No Brasil colonial e no Império, escravos de ganho, como Mina, trabalhavam nas ruas sob ordens de seus senhores, devendo entregar uma quantia diária estipulada. Essa prática surgiu no século 17, mas só no Império passou a ser mais controlada pelo Estado. Esse trabalho lhes permitia, em algumas circunstâncias, acumular algum valor excedente, que poderia ser guardado para negociar a compra da alforria e acumular algum recurso.
Diferentemente dos escravizados nas fazendas, os escravos de ganho desempenhavam atividades urbanas remuneradas, como carregadores, doceiras ou faziam pequenos reparos. As mulheres trabalhavam dentro das casas e podiam sair para vender. E as pesquisas mostram que Catarina foi além, ao construir, à sua própria maneira, negócios que lhe permitiram acumular muitos bens.
O caráter de Catarina Mina chama atenção nos documentos seu respeito, explica a historiadora Iraneide Soares. Como quituteira, estabeleceu sua rede de sociabilidade que manteve até a ascensão social. Foi uma personagem bem relacionada naquele contexto histórico, o que explicaria, em grande parte, o seu mérito.
Também o historiador Manolo Florentino, um dos maiores nomes nas pesquisas sobre os escravos de ganho no Brasil, mostrou, com estudos principalmente sobre o Rio de Janeiro, que os escravizados eram vítimas, mas também tinham ação, relevância e protagonismo como sujeitos humanos.
Florentino explicou numa entrevista em 2012: “Sobretudo em países como o Brasil, estratégias que levavam à formação de famílias e à adoção do trabalho por tarefas foram fundamentais para a acumulação de pecúlio e a obtenção da alforria […]. Sabemos terem sido altas as taxas anuais de alforrias, sobretudo nas cidades, com amplo predomínio de manumissões [ato de libertar um escravizado].”
Outras histórias de ascensão social
Mas Catarina Mina não foi a única ex-escrava bem-sucedida no Brasil colônia, embora essa não fosse a realidade mais comum em todo contexto da escravidão. Cem histórias semelhantes de mulheres negras escravizadas com trajetórias excepcionais para o período estão no livro Dicionário biográfico: Histórias entrelaçadas de mulheres afrodiaspóricas (Editora Malê, 2024).
Adelina, a Charuteira, filha de uma escravizada e de um senhor empobrecido, tornou-se vendedora de charutos em São Luís.

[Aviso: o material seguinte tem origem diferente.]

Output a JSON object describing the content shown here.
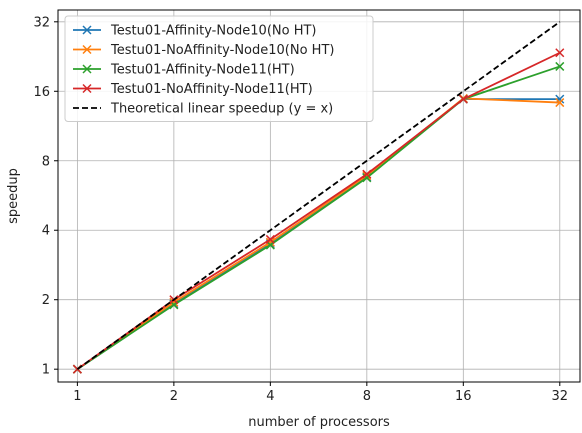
{
  "chart_data": {
    "type": "line",
    "title": "",
    "xlabel": "number of processors",
    "ylabel": "speedup",
    "x_scale": "log2",
    "y_scale": "log2",
    "x": [
      1,
      2,
      4,
      8,
      16,
      32
    ],
    "xticks": [
      1,
      2,
      4,
      8,
      16,
      32
    ],
    "yticks": [
      1,
      2,
      4,
      8,
      16,
      32
    ],
    "xlim": [
      0.87,
      37
    ],
    "ylim": [
      0.88,
      36
    ],
    "grid": true,
    "legend_position": "top-left",
    "series": [
      {
        "name": "Testu01-Affinity-Node10(No HT)",
        "color": "#1f77b4",
        "marker": "x",
        "dash": "solid",
        "values": [
          1,
          1.92,
          3.5,
          6.8,
          14.8,
          14.8
        ]
      },
      {
        "name": "Testu01-NoAffinity-Node10(No HT)",
        "color": "#ff7f0e",
        "marker": "x",
        "dash": "solid",
        "values": [
          1,
          1.95,
          3.55,
          6.9,
          14.9,
          14.3
        ]
      },
      {
        "name": "Testu01-Affinity-Node11(HT)",
        "color": "#2ca02c",
        "marker": "x",
        "dash": "solid",
        "values": [
          1,
          1.9,
          3.45,
          6.75,
          14.8,
          20.5
        ]
      },
      {
        "name": "Testu01-NoAffinity-Node11(HT)",
        "color": "#d62728",
        "marker": "x",
        "dash": "solid",
        "values": [
          1,
          2.0,
          3.65,
          7.0,
          14.8,
          23.5
        ]
      },
      {
        "name": "Theoretical linear speedup (y = x)",
        "color": "#000000",
        "marker": "none",
        "dash": "dashed",
        "values": [
          1,
          2,
          4,
          8,
          16,
          32
        ]
      }
    ]
  }
}
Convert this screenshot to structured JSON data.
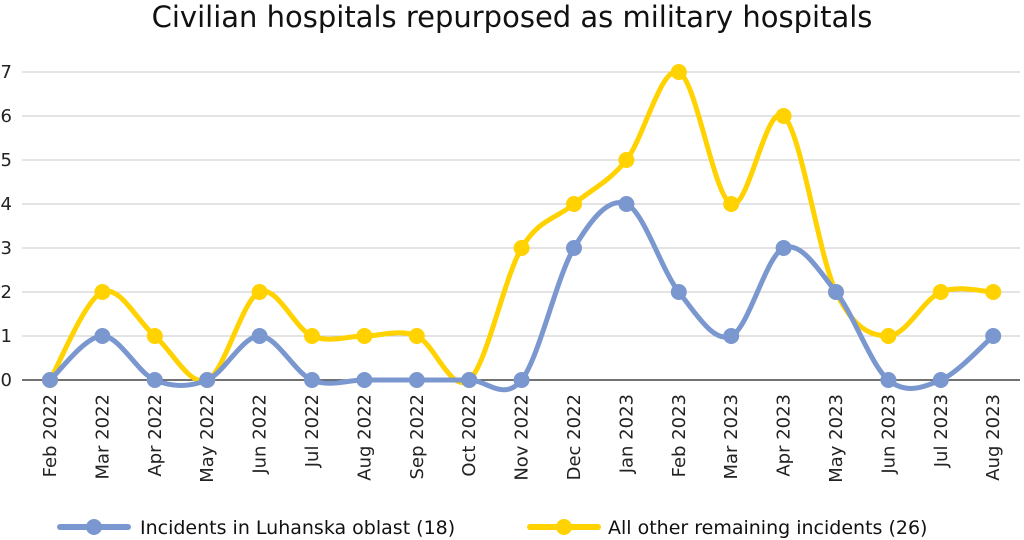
{
  "chart_data": {
    "type": "line",
    "title": "Civilian hospitals repurposed as military hospitals",
    "xlabel": "",
    "ylabel": "",
    "ylim": [
      0,
      7
    ],
    "yticks": [
      0,
      1,
      2,
      3,
      4,
      5,
      6,
      7
    ],
    "grid": true,
    "legend_position": "bottom",
    "categories": [
      "Feb 2022",
      "Mar 2022",
      "Apr 2022",
      "May 2022",
      "Jun 2022",
      "Jul 2022",
      "Aug 2022",
      "Sep 2022",
      "Oct 2022",
      "Nov 2022",
      "Dec 2022",
      "Jan 2023",
      "Feb 2023",
      "Mar 2023",
      "Apr 2023",
      "May 2023",
      "Jun 2023",
      "Jul 2023",
      "Aug 2023"
    ],
    "series": [
      {
        "name": "Incidents in Luhanska oblast (18)",
        "color": "#7b97cf",
        "values": [
          0,
          1,
          0,
          0,
          1,
          0,
          0,
          0,
          0,
          0,
          3,
          4,
          2,
          1,
          3,
          2,
          0,
          0,
          1
        ]
      },
      {
        "name": "All other remaining incidents (26)",
        "color": "#ffd200",
        "values": [
          0,
          2,
          1,
          0,
          2,
          1,
          1,
          1,
          0,
          3,
          4,
          5,
          7,
          4,
          6,
          2,
          1,
          2,
          2
        ]
      }
    ]
  }
}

Frequentando o Largo do Carmo, entrou em contato com estudantes abolicionistas e passou a atuar como informante, alertando sobre investidas policiais e auxiliando na fuga de escravizados, contribuindo para o movimento abolicionista.
Para além do Maranhão, no Piauí do século 18, Esperança Garcia não se tornou advogada formalmente, mas é reconhecida simbolicamente pela Ordem dos Advogados do Brasil (OAB) como primeira advogada do país. Mulher negra e escravizada, ela ficou conhecida por escrever uma carta-petição ao governador da capitania do Piauí, em 1770, denunciando os maus-tratos que sofria e pedindo melhores condições para si e outras escravizadas.

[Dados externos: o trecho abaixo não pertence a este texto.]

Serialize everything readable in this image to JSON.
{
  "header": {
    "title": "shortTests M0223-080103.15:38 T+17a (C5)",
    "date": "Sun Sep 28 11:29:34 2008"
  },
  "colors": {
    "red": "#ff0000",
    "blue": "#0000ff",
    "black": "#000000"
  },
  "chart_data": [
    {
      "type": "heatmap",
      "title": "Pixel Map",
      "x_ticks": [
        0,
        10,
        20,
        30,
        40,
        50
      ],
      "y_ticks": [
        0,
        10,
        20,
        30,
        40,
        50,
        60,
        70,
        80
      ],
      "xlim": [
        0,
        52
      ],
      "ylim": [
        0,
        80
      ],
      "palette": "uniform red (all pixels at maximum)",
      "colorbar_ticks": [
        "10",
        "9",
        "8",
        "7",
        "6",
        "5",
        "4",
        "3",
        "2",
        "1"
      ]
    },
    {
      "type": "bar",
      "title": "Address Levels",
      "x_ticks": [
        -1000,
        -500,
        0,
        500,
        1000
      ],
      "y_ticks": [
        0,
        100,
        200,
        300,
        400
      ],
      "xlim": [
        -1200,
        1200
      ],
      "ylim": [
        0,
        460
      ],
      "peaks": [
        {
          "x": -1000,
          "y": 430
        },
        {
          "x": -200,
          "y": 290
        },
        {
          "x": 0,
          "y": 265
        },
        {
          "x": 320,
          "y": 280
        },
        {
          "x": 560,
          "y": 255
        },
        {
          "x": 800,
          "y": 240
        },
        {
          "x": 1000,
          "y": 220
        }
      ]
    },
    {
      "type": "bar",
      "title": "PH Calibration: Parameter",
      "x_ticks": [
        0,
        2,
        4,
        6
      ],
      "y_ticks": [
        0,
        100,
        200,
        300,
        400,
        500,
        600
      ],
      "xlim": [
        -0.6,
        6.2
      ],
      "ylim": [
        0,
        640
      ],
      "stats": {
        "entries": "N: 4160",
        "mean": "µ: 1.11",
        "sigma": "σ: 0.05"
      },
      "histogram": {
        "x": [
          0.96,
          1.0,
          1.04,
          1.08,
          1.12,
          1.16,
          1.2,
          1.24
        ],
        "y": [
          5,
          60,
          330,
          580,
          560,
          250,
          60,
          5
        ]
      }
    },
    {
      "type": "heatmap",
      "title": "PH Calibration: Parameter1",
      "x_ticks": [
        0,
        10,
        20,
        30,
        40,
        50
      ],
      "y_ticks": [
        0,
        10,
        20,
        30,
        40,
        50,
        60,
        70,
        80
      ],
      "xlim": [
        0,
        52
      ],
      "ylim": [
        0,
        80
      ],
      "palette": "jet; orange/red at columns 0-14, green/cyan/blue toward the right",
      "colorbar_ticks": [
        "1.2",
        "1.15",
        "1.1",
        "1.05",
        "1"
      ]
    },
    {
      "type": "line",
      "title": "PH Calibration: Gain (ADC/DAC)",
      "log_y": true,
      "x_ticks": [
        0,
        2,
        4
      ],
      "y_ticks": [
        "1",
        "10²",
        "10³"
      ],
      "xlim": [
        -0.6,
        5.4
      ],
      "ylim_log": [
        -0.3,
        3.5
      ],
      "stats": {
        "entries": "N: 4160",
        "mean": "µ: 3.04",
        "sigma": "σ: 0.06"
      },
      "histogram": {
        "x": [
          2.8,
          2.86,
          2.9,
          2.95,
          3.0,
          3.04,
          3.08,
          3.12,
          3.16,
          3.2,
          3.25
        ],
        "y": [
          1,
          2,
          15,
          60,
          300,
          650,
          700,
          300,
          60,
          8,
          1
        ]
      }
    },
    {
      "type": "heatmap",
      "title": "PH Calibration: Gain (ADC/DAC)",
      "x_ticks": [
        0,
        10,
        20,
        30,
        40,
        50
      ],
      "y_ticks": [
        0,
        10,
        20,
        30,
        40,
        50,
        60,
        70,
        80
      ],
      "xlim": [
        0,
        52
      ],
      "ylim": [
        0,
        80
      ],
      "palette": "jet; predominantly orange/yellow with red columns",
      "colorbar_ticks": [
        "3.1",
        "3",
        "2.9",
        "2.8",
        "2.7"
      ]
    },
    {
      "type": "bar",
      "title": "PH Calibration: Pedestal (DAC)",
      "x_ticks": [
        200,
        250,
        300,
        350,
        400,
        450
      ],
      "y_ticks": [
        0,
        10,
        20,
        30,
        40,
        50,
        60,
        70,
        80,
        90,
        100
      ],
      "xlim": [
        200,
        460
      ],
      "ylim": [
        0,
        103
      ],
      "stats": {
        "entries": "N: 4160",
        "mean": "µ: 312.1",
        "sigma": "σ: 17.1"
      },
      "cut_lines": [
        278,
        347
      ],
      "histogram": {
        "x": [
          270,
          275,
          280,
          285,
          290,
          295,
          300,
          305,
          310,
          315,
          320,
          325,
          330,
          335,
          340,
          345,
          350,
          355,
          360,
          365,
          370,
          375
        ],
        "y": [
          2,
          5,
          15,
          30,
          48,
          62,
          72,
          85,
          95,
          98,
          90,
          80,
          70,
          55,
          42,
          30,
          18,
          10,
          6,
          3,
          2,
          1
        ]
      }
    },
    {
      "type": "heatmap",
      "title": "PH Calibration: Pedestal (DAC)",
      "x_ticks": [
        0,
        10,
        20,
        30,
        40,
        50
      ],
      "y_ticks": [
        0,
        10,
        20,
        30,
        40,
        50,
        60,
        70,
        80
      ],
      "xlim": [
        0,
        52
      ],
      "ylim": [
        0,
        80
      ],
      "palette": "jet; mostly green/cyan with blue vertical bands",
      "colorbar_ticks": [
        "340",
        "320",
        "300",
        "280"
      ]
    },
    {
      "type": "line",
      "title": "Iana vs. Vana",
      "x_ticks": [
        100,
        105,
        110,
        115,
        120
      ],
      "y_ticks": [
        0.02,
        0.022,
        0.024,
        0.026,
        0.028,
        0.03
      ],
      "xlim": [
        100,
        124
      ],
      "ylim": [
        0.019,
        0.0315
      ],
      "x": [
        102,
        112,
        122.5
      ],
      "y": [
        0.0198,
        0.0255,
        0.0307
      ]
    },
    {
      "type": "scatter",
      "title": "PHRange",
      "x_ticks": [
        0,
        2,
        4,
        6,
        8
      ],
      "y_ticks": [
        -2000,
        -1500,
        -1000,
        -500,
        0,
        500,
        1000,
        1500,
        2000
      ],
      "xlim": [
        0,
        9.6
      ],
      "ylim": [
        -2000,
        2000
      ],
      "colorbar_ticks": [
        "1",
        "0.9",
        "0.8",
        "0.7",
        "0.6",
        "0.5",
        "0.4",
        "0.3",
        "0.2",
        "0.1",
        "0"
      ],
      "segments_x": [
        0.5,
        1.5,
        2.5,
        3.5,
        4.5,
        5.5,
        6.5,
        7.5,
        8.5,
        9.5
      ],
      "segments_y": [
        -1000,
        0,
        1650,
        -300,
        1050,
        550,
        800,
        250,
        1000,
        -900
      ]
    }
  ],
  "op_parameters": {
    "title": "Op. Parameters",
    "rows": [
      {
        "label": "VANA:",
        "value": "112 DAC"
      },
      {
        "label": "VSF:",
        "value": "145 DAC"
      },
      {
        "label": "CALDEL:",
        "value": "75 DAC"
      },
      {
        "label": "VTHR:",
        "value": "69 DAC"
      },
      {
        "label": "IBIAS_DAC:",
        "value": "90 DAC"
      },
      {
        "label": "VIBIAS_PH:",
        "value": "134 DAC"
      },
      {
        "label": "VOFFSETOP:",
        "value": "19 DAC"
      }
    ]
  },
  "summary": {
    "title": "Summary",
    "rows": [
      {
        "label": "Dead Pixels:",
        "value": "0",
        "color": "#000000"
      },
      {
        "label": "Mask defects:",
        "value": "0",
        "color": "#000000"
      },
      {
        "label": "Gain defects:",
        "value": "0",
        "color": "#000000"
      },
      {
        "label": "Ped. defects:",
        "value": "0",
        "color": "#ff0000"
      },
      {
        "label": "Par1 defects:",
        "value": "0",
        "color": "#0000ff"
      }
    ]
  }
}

Esse documento foi considerado por juristas e historiadores um dos primeiros registros de petição por direitos no Brasil. Em reconhecimento a seu ato pioneiro na luta por justiça, a OAB do Piauí concedeu-lhe, em 2017, o título honorário de primeira advogada do estado.
Segundo a pesquisadora Iraneide Soares, a ausência de histórias como essas nos livros escolares implica que “a historiografia brasileira tem muito a avançar nas pesquisas sobre essas personagens que aparecem como sujeitos ativos e dinâmicas de vida diferentes, na história da escravidão”.